Syntax is the way in which words are arranged. At the heart of the idea of providing structure to language at the syntactic level is the notion of constituency, which refers to the idea that groups of words behave as a single unit. A grammar is an inventory of all the constituents of a language.

Walks through the discussion of noun phrases in Jurafsky Martin Chapter 12: Constituency Grammars - they can be substituted in similar syntactic environments.

Follows from there to phrase-structure grammars, or Context Free Grammars. Consists of a set of rules and a lexicon of words or symbols. Gives an example of a CFG.

We can use CFGs to generate or assign structure. We’d commonly represent the structure as a tree, a parse tree.

Every grammar has a start symbol (in natural languages typically a sentence.

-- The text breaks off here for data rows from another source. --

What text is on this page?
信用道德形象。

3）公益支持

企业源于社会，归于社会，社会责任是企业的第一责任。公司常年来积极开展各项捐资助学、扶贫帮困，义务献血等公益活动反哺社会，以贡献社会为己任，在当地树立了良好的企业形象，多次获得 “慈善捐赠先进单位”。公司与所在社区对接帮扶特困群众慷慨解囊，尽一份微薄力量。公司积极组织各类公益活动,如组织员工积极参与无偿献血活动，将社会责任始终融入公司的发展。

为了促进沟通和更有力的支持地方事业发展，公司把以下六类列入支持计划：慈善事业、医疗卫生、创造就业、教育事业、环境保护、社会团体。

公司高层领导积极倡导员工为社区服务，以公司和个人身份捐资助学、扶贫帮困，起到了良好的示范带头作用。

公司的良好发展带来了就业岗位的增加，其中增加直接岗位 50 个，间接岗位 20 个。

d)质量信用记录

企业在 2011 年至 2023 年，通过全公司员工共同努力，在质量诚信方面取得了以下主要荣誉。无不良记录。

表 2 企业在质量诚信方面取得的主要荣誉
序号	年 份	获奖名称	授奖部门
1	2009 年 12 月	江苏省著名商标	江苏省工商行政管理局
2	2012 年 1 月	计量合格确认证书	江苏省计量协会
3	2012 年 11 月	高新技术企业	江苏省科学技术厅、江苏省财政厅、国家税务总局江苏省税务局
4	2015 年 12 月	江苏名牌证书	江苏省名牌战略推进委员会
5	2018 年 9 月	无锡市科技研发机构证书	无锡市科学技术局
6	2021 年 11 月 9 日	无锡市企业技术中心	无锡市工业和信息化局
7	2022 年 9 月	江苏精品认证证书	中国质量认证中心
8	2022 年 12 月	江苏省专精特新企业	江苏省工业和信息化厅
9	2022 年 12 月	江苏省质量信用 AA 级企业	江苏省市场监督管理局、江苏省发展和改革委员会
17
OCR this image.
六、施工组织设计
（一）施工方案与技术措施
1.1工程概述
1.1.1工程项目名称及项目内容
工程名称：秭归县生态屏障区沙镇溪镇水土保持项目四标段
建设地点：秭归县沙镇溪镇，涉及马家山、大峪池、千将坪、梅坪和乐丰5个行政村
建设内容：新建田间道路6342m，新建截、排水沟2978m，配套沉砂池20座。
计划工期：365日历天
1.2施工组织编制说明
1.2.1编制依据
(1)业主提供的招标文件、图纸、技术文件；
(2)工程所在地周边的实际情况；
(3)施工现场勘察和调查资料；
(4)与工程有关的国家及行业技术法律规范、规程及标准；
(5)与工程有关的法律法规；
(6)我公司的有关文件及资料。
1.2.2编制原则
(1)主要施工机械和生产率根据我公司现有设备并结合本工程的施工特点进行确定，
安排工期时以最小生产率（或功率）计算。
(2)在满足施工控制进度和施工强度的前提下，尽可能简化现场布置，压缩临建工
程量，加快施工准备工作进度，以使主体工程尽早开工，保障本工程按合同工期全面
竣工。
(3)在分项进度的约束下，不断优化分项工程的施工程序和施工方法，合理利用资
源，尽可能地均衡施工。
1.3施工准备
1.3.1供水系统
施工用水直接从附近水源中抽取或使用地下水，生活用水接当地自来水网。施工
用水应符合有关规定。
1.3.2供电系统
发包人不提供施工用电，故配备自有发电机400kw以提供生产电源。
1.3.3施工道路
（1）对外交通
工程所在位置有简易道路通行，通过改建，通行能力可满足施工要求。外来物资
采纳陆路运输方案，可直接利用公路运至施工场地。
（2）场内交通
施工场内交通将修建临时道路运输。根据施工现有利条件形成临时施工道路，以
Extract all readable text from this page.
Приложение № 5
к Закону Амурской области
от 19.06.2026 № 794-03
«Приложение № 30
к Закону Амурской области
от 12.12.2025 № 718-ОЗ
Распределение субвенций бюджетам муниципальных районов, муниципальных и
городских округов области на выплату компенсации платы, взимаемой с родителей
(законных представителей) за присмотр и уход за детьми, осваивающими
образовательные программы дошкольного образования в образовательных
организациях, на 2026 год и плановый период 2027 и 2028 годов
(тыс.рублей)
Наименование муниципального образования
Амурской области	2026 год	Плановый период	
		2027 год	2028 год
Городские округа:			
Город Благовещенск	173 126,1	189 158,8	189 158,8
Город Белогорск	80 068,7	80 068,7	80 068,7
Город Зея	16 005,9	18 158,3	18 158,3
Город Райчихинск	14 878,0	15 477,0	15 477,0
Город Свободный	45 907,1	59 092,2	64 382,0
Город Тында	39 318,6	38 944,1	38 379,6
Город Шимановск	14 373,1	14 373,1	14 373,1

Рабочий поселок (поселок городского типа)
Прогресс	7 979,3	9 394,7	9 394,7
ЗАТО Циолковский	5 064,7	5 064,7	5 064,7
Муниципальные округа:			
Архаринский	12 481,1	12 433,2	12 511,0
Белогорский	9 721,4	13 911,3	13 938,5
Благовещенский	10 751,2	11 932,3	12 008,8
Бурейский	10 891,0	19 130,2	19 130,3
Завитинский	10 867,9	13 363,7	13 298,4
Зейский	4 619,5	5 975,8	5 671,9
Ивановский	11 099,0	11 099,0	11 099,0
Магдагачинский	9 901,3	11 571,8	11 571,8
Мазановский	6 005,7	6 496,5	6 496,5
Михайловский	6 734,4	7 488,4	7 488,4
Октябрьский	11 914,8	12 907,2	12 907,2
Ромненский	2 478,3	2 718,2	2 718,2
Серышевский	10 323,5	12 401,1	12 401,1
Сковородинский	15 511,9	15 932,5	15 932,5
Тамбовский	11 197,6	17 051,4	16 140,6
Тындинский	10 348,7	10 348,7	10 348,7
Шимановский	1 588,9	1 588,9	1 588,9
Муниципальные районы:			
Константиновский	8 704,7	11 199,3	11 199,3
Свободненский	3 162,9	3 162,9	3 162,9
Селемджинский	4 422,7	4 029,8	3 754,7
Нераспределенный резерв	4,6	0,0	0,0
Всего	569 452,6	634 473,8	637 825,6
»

A language is the set of strings derivable from the start symbol.

Strings that can be derived from the grammar are grammatical, others are ungrammatical.

Mapping from a string of words to a parse tree is syntactic parsing.

There are different sentence-level constructions

  • declarative, “the book is on the table”

  • imperiative, “put the book on the table”

  • yes-no, “is the book on the table?”

  • wh-structures, “why is that book on the table?”

There are other grammatical models. CFGs focus on how words combine to form constituents. Dependency grammar focuses on how words relate to each other.

Dependencies are binary asymmetric relationships.

It’s a labelled directed graph, between a head and its dependents.

Head is usually a tensed verb.

Arcs are dependency relations (heads->dependents).

Graph is called projective if there are no crossings. Crossings rarer in English than other languages. In others word order can be more fluid, depend on eg word endings for semantics.

Grammars in Practice

First lecture is on constituency grammars, defining them and using them to parse in nltk.

Create the Grammar with eg nltk.CFG.fromstring. Then you can instantiate a parser with nltk.ChartParser(grammar) or nltk.RecursiveDescentParser(grammar) then use parser.parse(sent), where sent is a list of tokens.

Shows recursion in CFGs through production rules that form cycles.

Second lecture shows instantiating a dependency grammar in nltk and spacy.

Works through creation with nltk.DependencyGrammar.fromstring, which notably just seems to be production dependencies from terminal to terminal. We can parse with ProjectiveDependencyParser

Runs through it with spacy

import spacy
from spacy import displacy
sent = "I shot an elephant in my pyjamas"
nlp = spacy.load('en_core_web_sm')
doc = nlp(sent)

for token in doc:
    print(token.text, "\t", token.dep_, "\t", spacy.explain(token.dep_))

displacy.serve(doc, style="dep")

Doesn’t show visualizing the tree, which you can easily do in spacy with displacy above.

Probabilistic Parsing

Talks about fish.

How do we express probability in parsing? Each rule in a CFG can be assigned a probability. So every production rule with the same non-terminal on the left will have a probability, the sum of which will be 1.

Note that like elsewhere in NLP the probabilities end up very small. But they allow you to compare the likelihood of different productions.

Lab Summaries

A lab in week 11 has you extend a probabilistic grammar.